A requisite cult classic, Kingdom of the Spiders tells the cautionary tale of a hungry horde of super-venomous tarantulas and its fateful migration to the sleepy town of Verde Valley in search of fodder. This being a When Nature Attacks film, the travels of the arachnid army are not a whim, but the inevitable result of a DDT-devastated natural food source, and an intuitive understanding that careless humanity is to blame.

Staring the inimitable William Shatner as the Miller High Life-drinking veterinarian, this admittedly campy movie is also a creepy horror flick, employing hundreds of live tarantulas to great effect. Whether crawling up legs, skittering across shoulders, or descend en masse upon their prey, the omnipresent spiders create a palpable atmosphere of unease, and produce some genuine chills.

Astonishingly, this taut tale of terror is interrupted time and again by inexplicable romantic interludes between the ever-amorous Shatner and an enchanting entomologist called in to assess the situation. With spiders lurking round every corner, they go on a picnic. With the fate of humanity hanging in the balance, they make out.

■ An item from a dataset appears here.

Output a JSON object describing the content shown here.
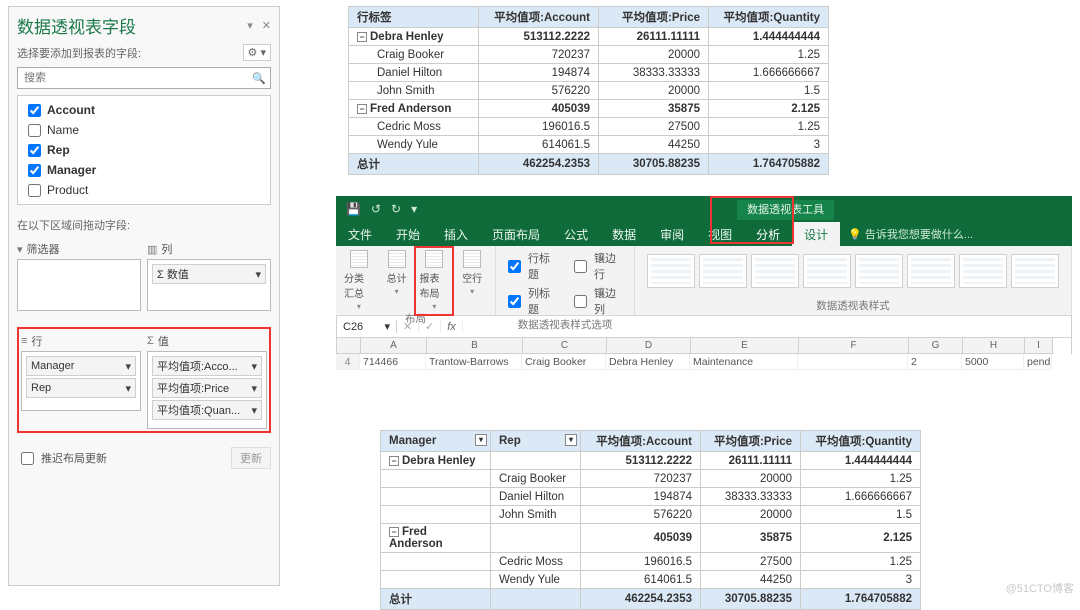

And as if these improbable moments of amour weren’t enough to keep his audience intrigued, director John 'Bud' Cardos peppers his soundtrack with the philosophical ponderings of country crooner Dorsey Burnette, intermingling horrific scenarios with lyrics such as “Will tomorrow bring the love we need to last forever more? Or could it bring the unknown that we’ve never seen before?”

Far from relegating Kingdom of the Spiders to the rank of horror-comedy, however, these seemingly incongruous inclusions serve to enhance the movie’s more gruesome elements, offering effectively humorous counterpoises to what is ultimately a bleak film.